The height of cosiness
June 12, 2014
When we moved into the house 16 years ago it’s fair to say it was very, very cold… That winter we had a tarpaulin instead of a roof, since the building work on the new roof had gone on and on, through autumn, and well into the windy, wuthering weather of a Pennine winter. One night we got back late from a very posh do to find the tarpaulin had blown off in a high wind and was heading at some speed towards Lancashire… Rain was pouring through the naked rafters and filling up the house fast, so, at 2am, in ballgown and black tie, we set to with mops and buckets to sop up the worst of it. That was the beginning of our coldest ever winter.
Nights were perishing, even cocooned in bed in woolly hats and fingerless gloves, wound into a selection of duvets. We warmed 2p pieces – like Kay and Gerda in The Snow Queen – to make peepholes in the ice on the inside of the windows. We were using Calor gas stoves in a couple of rooms, but the warmth never reached further than a couple of feet from the stove, and you can’t spend your day anchored to a Calor-gas cylinder. Though we did try, to be fair…

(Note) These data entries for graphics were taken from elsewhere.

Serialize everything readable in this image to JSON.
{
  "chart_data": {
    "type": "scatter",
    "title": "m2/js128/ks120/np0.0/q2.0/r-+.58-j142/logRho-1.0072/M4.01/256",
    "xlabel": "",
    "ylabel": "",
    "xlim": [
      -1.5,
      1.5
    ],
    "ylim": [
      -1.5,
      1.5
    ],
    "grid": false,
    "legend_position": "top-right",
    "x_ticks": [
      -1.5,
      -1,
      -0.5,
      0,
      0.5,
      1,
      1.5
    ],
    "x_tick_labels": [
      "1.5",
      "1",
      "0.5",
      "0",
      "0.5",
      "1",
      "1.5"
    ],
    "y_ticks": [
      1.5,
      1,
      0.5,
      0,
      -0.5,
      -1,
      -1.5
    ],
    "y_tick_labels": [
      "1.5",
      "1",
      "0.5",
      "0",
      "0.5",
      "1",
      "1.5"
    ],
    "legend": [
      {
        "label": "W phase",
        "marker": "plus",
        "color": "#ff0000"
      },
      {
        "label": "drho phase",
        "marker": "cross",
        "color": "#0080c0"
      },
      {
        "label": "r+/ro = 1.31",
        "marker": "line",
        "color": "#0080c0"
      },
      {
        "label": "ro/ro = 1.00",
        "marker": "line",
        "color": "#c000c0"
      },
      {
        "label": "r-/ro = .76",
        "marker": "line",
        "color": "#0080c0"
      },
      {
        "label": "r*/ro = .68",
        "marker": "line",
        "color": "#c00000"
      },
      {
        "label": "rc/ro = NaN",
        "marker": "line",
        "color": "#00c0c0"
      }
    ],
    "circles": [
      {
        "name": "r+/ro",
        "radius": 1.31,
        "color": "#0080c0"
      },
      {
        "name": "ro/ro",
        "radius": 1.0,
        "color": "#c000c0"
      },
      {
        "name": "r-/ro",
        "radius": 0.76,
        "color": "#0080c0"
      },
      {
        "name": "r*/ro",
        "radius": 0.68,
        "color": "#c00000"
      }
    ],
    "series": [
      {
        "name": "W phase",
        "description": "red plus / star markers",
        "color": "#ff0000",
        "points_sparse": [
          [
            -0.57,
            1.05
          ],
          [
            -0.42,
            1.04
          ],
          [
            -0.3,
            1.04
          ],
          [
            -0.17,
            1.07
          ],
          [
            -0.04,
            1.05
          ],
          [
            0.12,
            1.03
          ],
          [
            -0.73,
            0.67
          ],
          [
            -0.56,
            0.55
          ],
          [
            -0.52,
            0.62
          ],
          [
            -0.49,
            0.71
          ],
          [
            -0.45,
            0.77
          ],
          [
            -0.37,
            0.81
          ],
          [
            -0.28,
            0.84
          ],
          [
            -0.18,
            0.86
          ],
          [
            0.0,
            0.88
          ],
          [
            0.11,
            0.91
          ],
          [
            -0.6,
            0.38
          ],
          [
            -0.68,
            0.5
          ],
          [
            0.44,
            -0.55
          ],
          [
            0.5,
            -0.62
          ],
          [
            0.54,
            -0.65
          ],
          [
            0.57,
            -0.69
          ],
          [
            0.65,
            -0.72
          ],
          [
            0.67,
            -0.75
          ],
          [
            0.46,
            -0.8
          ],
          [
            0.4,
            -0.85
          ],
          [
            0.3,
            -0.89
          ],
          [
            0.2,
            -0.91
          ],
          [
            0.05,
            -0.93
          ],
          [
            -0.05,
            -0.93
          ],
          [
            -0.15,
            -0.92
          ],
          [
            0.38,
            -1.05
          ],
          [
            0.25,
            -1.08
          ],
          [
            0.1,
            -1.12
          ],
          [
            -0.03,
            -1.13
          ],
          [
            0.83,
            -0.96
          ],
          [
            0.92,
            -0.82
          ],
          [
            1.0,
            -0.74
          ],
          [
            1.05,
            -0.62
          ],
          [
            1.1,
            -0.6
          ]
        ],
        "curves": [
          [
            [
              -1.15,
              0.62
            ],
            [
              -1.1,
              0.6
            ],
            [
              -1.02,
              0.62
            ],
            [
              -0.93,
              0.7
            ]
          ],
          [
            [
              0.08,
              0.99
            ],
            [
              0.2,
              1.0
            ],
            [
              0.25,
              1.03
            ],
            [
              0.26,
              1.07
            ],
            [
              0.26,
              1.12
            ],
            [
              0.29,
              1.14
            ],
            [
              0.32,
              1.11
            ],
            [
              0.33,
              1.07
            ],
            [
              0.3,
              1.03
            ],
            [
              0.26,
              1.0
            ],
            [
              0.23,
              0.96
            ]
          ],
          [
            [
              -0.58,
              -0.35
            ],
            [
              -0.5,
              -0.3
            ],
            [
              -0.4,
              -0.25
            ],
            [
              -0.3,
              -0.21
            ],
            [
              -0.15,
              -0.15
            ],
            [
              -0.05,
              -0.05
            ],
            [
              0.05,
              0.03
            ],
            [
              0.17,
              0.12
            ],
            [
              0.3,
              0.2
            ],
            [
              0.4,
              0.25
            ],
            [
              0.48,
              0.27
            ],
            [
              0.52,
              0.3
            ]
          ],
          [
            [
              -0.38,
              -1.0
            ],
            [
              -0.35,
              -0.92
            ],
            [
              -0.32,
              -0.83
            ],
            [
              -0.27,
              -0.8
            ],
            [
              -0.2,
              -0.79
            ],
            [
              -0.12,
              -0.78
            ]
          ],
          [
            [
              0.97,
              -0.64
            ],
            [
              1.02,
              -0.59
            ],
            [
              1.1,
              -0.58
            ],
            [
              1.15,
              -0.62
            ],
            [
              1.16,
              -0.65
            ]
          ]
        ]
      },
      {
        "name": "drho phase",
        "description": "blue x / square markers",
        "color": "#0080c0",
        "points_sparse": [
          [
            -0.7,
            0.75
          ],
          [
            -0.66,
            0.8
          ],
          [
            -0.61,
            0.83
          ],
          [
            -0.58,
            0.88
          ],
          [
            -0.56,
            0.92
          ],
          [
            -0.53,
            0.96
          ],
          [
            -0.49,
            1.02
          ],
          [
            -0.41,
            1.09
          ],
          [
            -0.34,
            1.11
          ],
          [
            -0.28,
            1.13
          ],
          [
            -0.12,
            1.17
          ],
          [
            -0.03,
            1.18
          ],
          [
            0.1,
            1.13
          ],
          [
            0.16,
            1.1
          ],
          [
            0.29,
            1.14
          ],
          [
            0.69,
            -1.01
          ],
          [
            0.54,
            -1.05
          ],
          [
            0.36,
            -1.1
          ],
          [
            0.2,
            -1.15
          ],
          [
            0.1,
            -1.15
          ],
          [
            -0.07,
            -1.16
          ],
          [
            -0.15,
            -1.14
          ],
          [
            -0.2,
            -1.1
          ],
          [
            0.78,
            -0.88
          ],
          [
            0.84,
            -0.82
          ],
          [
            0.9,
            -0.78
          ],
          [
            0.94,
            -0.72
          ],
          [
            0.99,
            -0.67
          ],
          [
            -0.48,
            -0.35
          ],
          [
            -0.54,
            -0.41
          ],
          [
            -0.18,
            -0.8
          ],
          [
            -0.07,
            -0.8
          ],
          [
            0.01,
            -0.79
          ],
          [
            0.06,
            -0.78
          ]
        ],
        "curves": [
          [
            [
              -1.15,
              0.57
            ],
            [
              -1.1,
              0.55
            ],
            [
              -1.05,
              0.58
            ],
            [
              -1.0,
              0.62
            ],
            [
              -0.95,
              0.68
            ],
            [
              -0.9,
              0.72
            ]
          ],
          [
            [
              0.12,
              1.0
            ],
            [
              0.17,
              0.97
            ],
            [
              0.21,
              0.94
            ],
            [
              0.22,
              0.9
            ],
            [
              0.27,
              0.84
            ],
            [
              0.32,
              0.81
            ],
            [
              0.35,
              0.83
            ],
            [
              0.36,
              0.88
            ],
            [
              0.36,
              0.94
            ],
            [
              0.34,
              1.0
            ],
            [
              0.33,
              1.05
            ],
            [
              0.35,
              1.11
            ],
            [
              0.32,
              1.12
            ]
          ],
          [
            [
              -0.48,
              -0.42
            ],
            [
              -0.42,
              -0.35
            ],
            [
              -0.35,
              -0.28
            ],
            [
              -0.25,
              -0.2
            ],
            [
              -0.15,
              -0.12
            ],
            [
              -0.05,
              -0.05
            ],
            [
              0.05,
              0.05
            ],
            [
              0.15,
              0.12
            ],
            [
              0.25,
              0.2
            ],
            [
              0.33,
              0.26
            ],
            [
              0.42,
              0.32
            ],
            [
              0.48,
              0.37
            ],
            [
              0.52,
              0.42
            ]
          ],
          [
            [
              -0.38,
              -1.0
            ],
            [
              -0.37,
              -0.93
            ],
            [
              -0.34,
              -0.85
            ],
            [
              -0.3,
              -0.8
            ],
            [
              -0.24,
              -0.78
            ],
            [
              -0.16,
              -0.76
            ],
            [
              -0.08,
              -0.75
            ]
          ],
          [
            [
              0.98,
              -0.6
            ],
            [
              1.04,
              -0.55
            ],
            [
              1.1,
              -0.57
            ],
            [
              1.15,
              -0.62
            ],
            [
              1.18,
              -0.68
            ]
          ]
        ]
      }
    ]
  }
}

Over the years to come we installed underfloor heating beneath the ground floor-flags, which hadn’t been moved since being laid in 1634. Underfloor heating revolutionised our lives, and downstairs was suddenly warm and cosy – you could use all the rooms! Upstairs, though, remained unheated until very recently, when, mindful of our poor guests visiting through the winter, we installed some extremely beautiful and powerful Swedish wood-burning stoves that kick out 7KW of heat.
Now we have our logs delivered by Tommy from Bingley Logs – two tonnes at a time – and this morning spent a very satisfying couple of hours wheeling and stacking this lot, ready to carry up to the bedrooms.
And when those logs are in the stove, and it’s burning away merrily on the hearth, it looks like this – the height of cosiness. Ponden Hall is finally warm, and it feels wonderful.